GARLAND, Maine — Local residents voted at the annual town meeting Saturday to sell the former elementary school and the property it sits on, but the decision didn’t come easily, according to a town official.
The town took possession of the school in September and a grant was obtained by the Garland Days School Transition Committee, chaired by Nancy Towle, to do a feasibility study to determine the costs to bring the building up to code, according to Selectman Norman Nugent.
From that study, several options were presented to residents Saturday. The cost to bring it up to code, relocate the town office into the former school and use the multipurpose room for community functions was pegged at $390,000. A second option was to bring it up to code and use it as a community center at a cost of $161,000. The remaining options were to sell it or demolish the building.
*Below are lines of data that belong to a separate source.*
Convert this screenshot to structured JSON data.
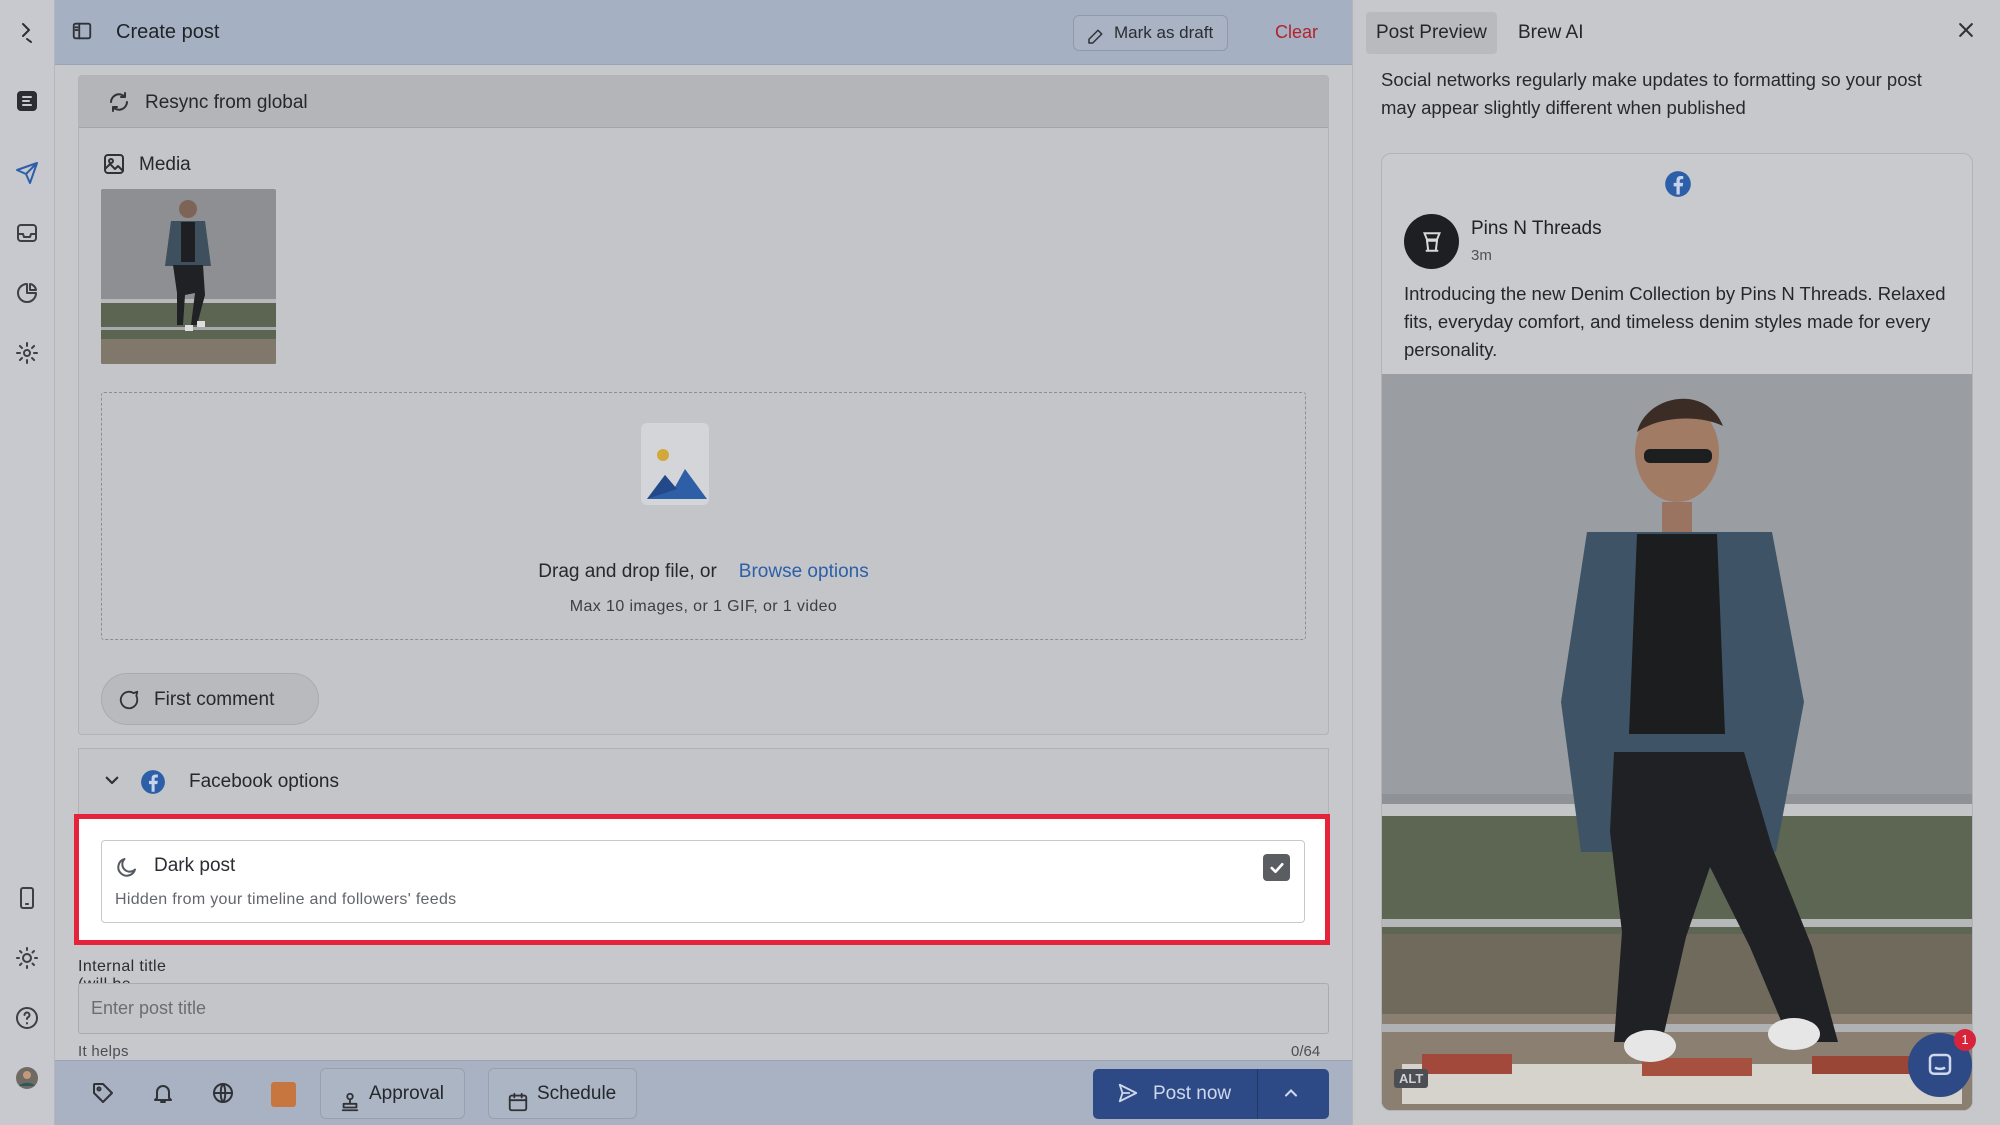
{
  "header": {
    "title": "Create post",
    "mark_draft": "Mark as draft",
    "clear": "Clear"
  },
  "editor": {
    "resync": "Resync from global",
    "media_label": "Media",
    "drop_text": "Drag and drop file, or",
    "browse": "Browse options",
    "limits": "Max 10 images, or 1 GIF, or 1 video",
    "first_comment": "First comment",
    "facebook_options": "Facebook options",
    "dark_post": {
      "title": "Dark post",
      "subtitle": "Hidden from your timeline and followers' feeds",
      "checked": true
    },
    "internal_title": {
      "label": "Internal title (will be used within Statusbrew)",
      "placeholder": "Enter post title",
      "value": "",
      "helper": "It helps easily tell apart posts created for different purposes",
      "counter": "0/64"
    }
  },
  "bottombar": {
    "approval": "Approval",
    "schedule": "Schedule",
    "post_now": "Post now",
    "swatch_color": "#c7763f"
  },
  "preview": {
    "tabs": [
      "Post Preview",
      "Brew AI"
    ],
    "active_tab": "Post Preview",
    "notice": "Social networks regularly make updates to formatting so your post may appear slightly different when published",
    "page_name": "Pins N Threads",
    "time": "3m",
    "post_text": "Introducing the new Denim Collection by Pins N Threads. Relaxed fits, everyday comfort, and timeless denim styles made for every personality.",
    "alt_badge": "ALT"
  },
  "chat": {
    "badge": "1"
  },
  "colors": {
    "highlight": "#e5243b",
    "primary": "#2d4a86",
    "link": "#2d5fa8",
    "danger": "#b2232b"
  },
  "icons": {
    "rail": [
      "statusbrew-logo-icon",
      "brand-icon",
      "send-icon",
      "inbox-icon",
      "reports-icon",
      "settings-icon",
      "mobile-icon",
      "theme-icon",
      "help-icon",
      "user-avatar"
    ]
  }
}
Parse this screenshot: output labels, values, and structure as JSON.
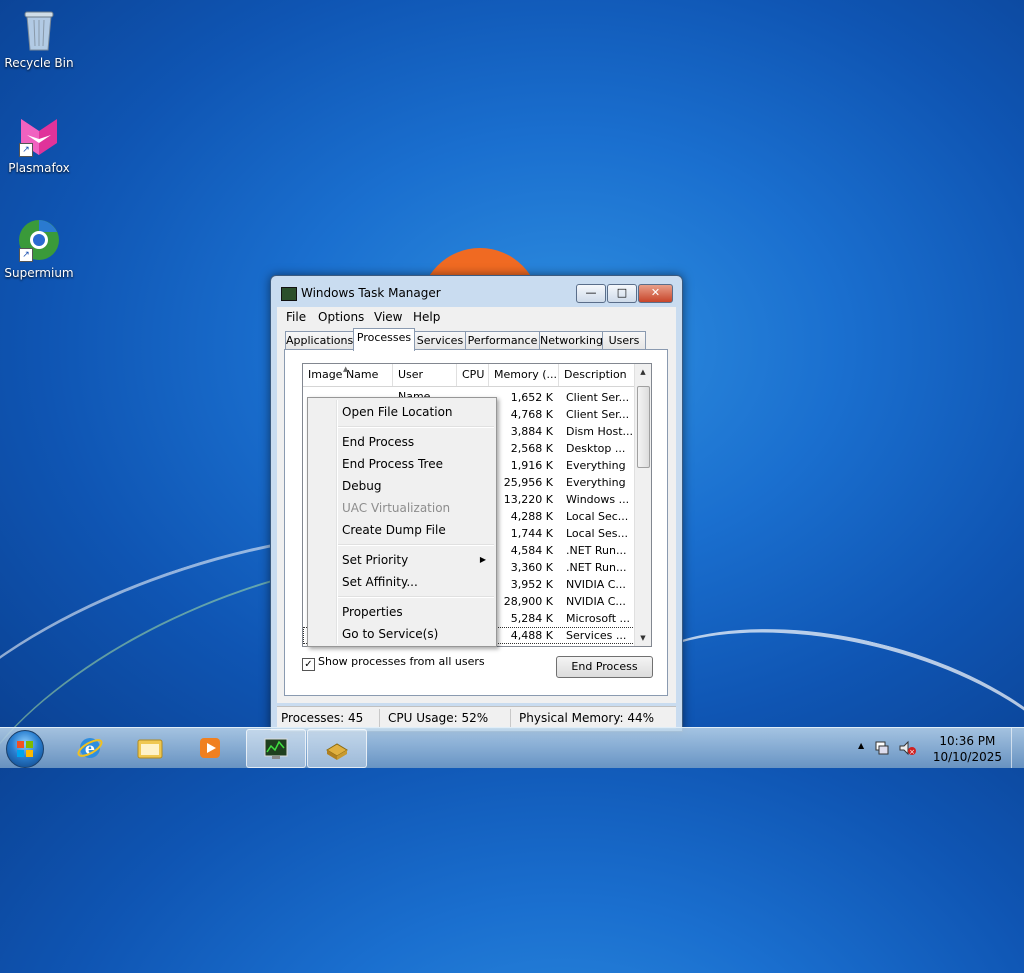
{
  "desktop": {
    "icons": [
      {
        "label": "Recycle Bin",
        "icon": "recycle-bin-icon"
      },
      {
        "label": "Plasmafox",
        "icon": "plasmafox-icon"
      },
      {
        "label": "Supermium",
        "icon": "supermium-icon"
      }
    ]
  },
  "window": {
    "title": "Windows Task Manager",
    "controls": {
      "minimize": "—",
      "maximize": "□",
      "close": "✕"
    },
    "menu": [
      "File",
      "Options",
      "View",
      "Help"
    ],
    "tabs": [
      "Applications",
      "Processes",
      "Services",
      "Performance",
      "Networking",
      "Users"
    ],
    "active_tab": "Processes",
    "columns": [
      "Image Name",
      "User Name",
      "CPU",
      "Memory (...",
      "Description"
    ],
    "rows": [
      {
        "memory": "1,652 K",
        "description": "Client Ser..."
      },
      {
        "memory": "4,768 K",
        "description": "Client Ser..."
      },
      {
        "memory": "3,884 K",
        "description": "Dism Host..."
      },
      {
        "memory": "2,568 K",
        "description": "Desktop ..."
      },
      {
        "memory": "1,916 K",
        "description": "Everything"
      },
      {
        "memory": "25,956 K",
        "description": "Everything"
      },
      {
        "memory": "13,220 K",
        "description": "Windows ..."
      },
      {
        "memory": "4,288 K",
        "description": "Local Sec..."
      },
      {
        "memory": "1,744 K",
        "description": "Local Ses..."
      },
      {
        "memory": "4,584 K",
        "description": ".NET Run..."
      },
      {
        "memory": "3,360 K",
        "description": ".NET Run..."
      },
      {
        "memory": "3,952 K",
        "description": "NVIDIA C..."
      },
      {
        "memory": "28,900 K",
        "description": "NVIDIA C..."
      },
      {
        "memory": "5,284 K",
        "description": "Microsoft ..."
      },
      {
        "memory": "4,488 K",
        "description": "Services ..."
      }
    ],
    "show_all_users": {
      "label": "Show processes from all users",
      "checked": true,
      "mark": "✓"
    },
    "end_process_button": "End Process",
    "status": {
      "processes": "Processes: 45",
      "cpu": "CPU Usage: 52%",
      "memory": "Physical Memory: 44%"
    }
  },
  "context_menu": {
    "items": [
      {
        "label": "Open File Location",
        "enabled": true
      },
      {
        "label": "End Process",
        "enabled": true
      },
      {
        "label": "End Process Tree",
        "enabled": true
      },
      {
        "label": "Debug",
        "enabled": true
      },
      {
        "label": "UAC Virtualization",
        "enabled": false
      },
      {
        "label": "Create Dump File",
        "enabled": true
      },
      {
        "label": "Set Priority",
        "enabled": true,
        "submenu": true
      },
      {
        "label": "Set Affinity...",
        "enabled": true
      },
      {
        "label": "Properties",
        "enabled": true
      },
      {
        "label": "Go to Service(s)",
        "enabled": true
      }
    ],
    "submenu_arrow": "▶"
  },
  "taskbar": {
    "pinned": [
      {
        "name": "internet-explorer-icon"
      },
      {
        "name": "windows-explorer-icon"
      },
      {
        "name": "media-player-icon"
      },
      {
        "name": "task-manager-icon",
        "active": true
      },
      {
        "name": "app-icon",
        "active": true
      }
    ],
    "tray": {
      "chevron": "▲"
    },
    "clock": {
      "time": "10:36 PM",
      "date": "10/10/2025"
    }
  },
  "colors": {
    "accent": "#1a6fcf",
    "close": "#c8452a"
  }
}
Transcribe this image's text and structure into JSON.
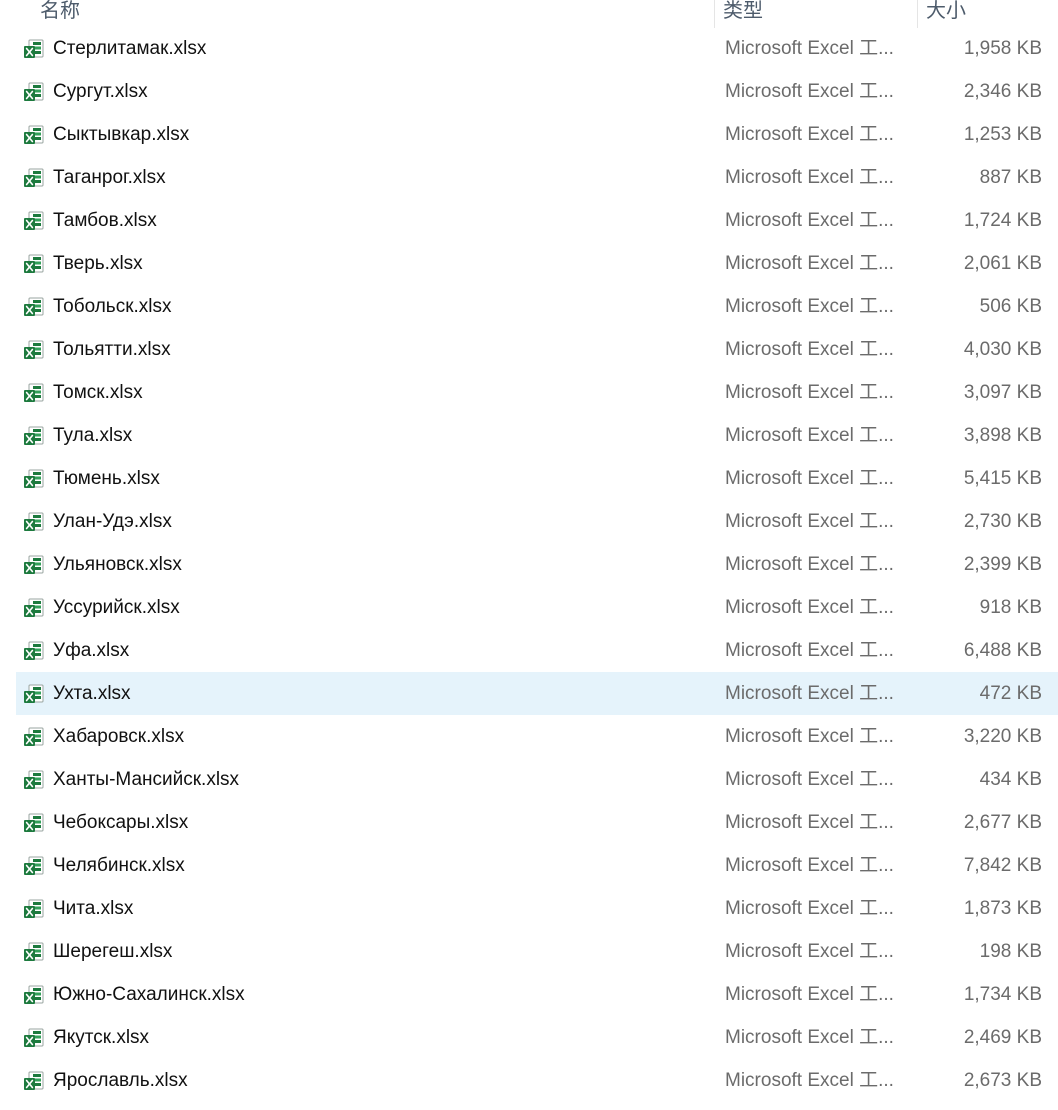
{
  "columns": {
    "name": "名称",
    "type": "类型",
    "size": "大小"
  },
  "selected_index": 15,
  "icon": "excel-file-icon",
  "colors": {
    "selection": "#e5f3fb",
    "excel_green": "#1d7a3e",
    "secondary_text": "#6b6b6b"
  },
  "files": [
    {
      "name": "Стерлитамак.xlsx",
      "type": "Microsoft Excel 工...",
      "size": "1,958 KB"
    },
    {
      "name": "Сургут.xlsx",
      "type": "Microsoft Excel 工...",
      "size": "2,346 KB"
    },
    {
      "name": "Сыктывкар.xlsx",
      "type": "Microsoft Excel 工...",
      "size": "1,253 KB"
    },
    {
      "name": "Таганрог.xlsx",
      "type": "Microsoft Excel 工...",
      "size": "887 KB"
    },
    {
      "name": "Тамбов.xlsx",
      "type": "Microsoft Excel 工...",
      "size": "1,724 KB"
    },
    {
      "name": "Тверь.xlsx",
      "type": "Microsoft Excel 工...",
      "size": "2,061 KB"
    },
    {
      "name": "Тобольск.xlsx",
      "type": "Microsoft Excel 工...",
      "size": "506 KB"
    },
    {
      "name": "Тольятти.xlsx",
      "type": "Microsoft Excel 工...",
      "size": "4,030 KB"
    },
    {
      "name": "Томск.xlsx",
      "type": "Microsoft Excel 工...",
      "size": "3,097 KB"
    },
    {
      "name": "Тула.xlsx",
      "type": "Microsoft Excel 工...",
      "size": "3,898 KB"
    },
    {
      "name": "Тюмень.xlsx",
      "type": "Microsoft Excel 工...",
      "size": "5,415 KB"
    },
    {
      "name": "Улан-Удэ.xlsx",
      "type": "Microsoft Excel 工...",
      "size": "2,730 KB"
    },
    {
      "name": "Ульяновск.xlsx",
      "type": "Microsoft Excel 工...",
      "size": "2,399 KB"
    },
    {
      "name": "Уссурийск.xlsx",
      "type": "Microsoft Excel 工...",
      "size": "918 KB"
    },
    {
      "name": "Уфа.xlsx",
      "type": "Microsoft Excel 工...",
      "size": "6,488 KB"
    },
    {
      "name": "Ухта.xlsx",
      "type": "Microsoft Excel 工...",
      "size": "472 KB"
    },
    {
      "name": "Хабаровск.xlsx",
      "type": "Microsoft Excel 工...",
      "size": "3,220 KB"
    },
    {
      "name": "Ханты-Мансийск.xlsx",
      "type": "Microsoft Excel 工...",
      "size": "434 KB"
    },
    {
      "name": "Чебоксары.xlsx",
      "type": "Microsoft Excel 工...",
      "size": "2,677 KB"
    },
    {
      "name": "Челябинск.xlsx",
      "type": "Microsoft Excel 工...",
      "size": "7,842 KB"
    },
    {
      "name": "Чита.xlsx",
      "type": "Microsoft Excel 工...",
      "size": "1,873 KB"
    },
    {
      "name": "Шерегеш.xlsx",
      "type": "Microsoft Excel 工...",
      "size": "198 KB"
    },
    {
      "name": "Южно-Сахалинск.xlsx",
      "type": "Microsoft Excel 工...",
      "size": "1,734 KB"
    },
    {
      "name": "Якутск.xlsx",
      "type": "Microsoft Excel 工...",
      "size": "2,469 KB"
    },
    {
      "name": "Ярославль.xlsx",
      "type": "Microsoft Excel 工...",
      "size": "2,673 KB"
    }
  ]
}
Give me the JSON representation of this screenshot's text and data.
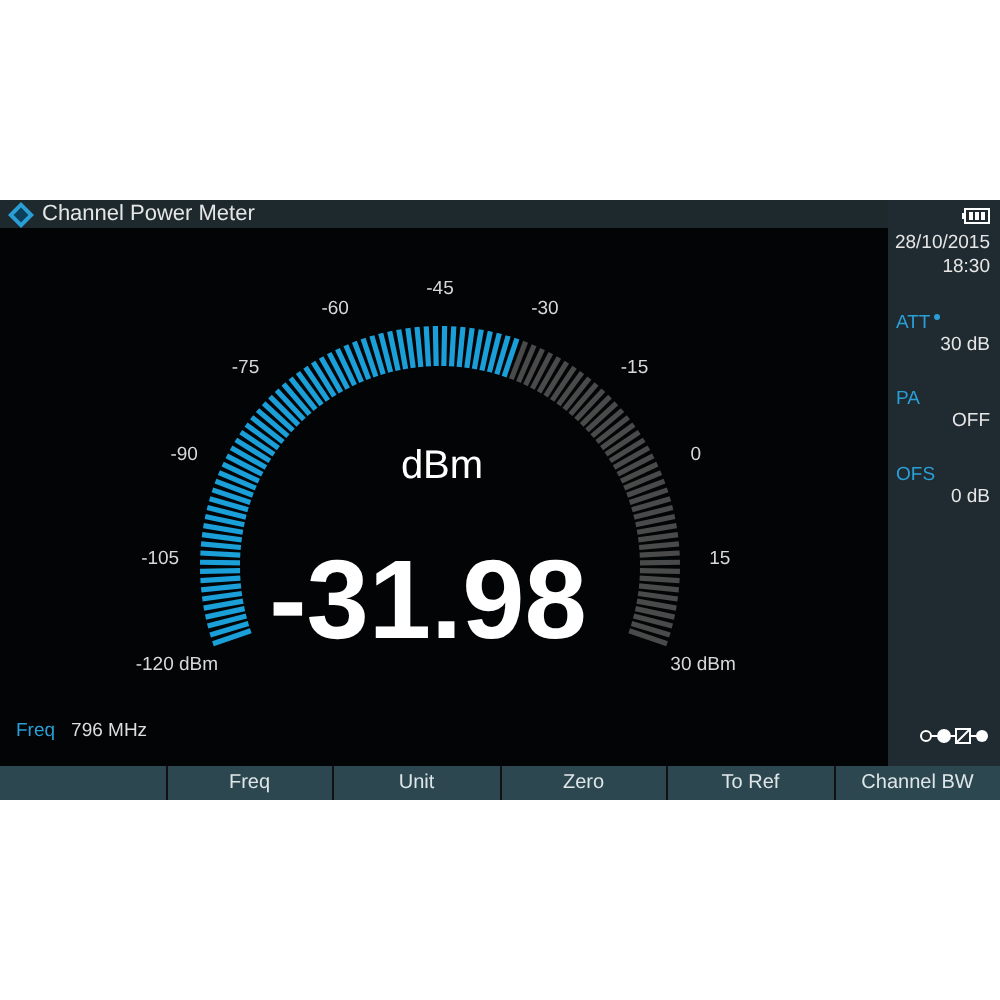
{
  "window": {
    "title": "Channel Power Meter"
  },
  "status": {
    "date": "28/10/2015",
    "time": "18:30",
    "items": [
      {
        "label": "ATT",
        "value": "30 dB",
        "flagged": true
      },
      {
        "label": "PA",
        "value": "OFF",
        "flagged": false
      },
      {
        "label": "OFS",
        "value": "0 dB",
        "flagged": false
      }
    ]
  },
  "gauge": {
    "unit": "dBm",
    "reading": "-31.98",
    "scale_labels": [
      "-45",
      "-60",
      "-30",
      "-75",
      "-15",
      "-90",
      "0",
      "-105",
      "15",
      "-120 dBm",
      "30 dBm"
    ]
  },
  "frequency": {
    "label": "Freq",
    "value": "796 MHz"
  },
  "softkeys": [
    {
      "label": "Freq"
    },
    {
      "label": "Unit"
    },
    {
      "label": "Zero"
    },
    {
      "label": "To Ref"
    },
    {
      "label": "Channel BW"
    }
  ]
}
Some residents spoke in support of keeping the building and funding the improvements with grant money, Nugent said Tuesday. The majority of the residents, however, did not favor paying additional tax dollars to keep the building heated for however long it might take to get a grant and they voted to sell the structure, he said. The sale will not affect the ball field located next to the school; that will remain town property, he said.
Another contentious subject at the meeting was a proposal to contract with a tax assessor’s agent, which was voted down, Nugent said. Currently the town has a three-member board of assessors, but one of the assessors recently resigned and another has not been active, he noted. Selectmen had received a proposal from a Penquis firm that would have conducted the work at the same cost the town now pays the three-member board, and the firm would have held office hours, which is not now the case, he said.
The following were elected to office: Robert Marquis as selectman; Andrea Rollins as school board member; and Lois Jones and Lisa Dearborn as tax assessors.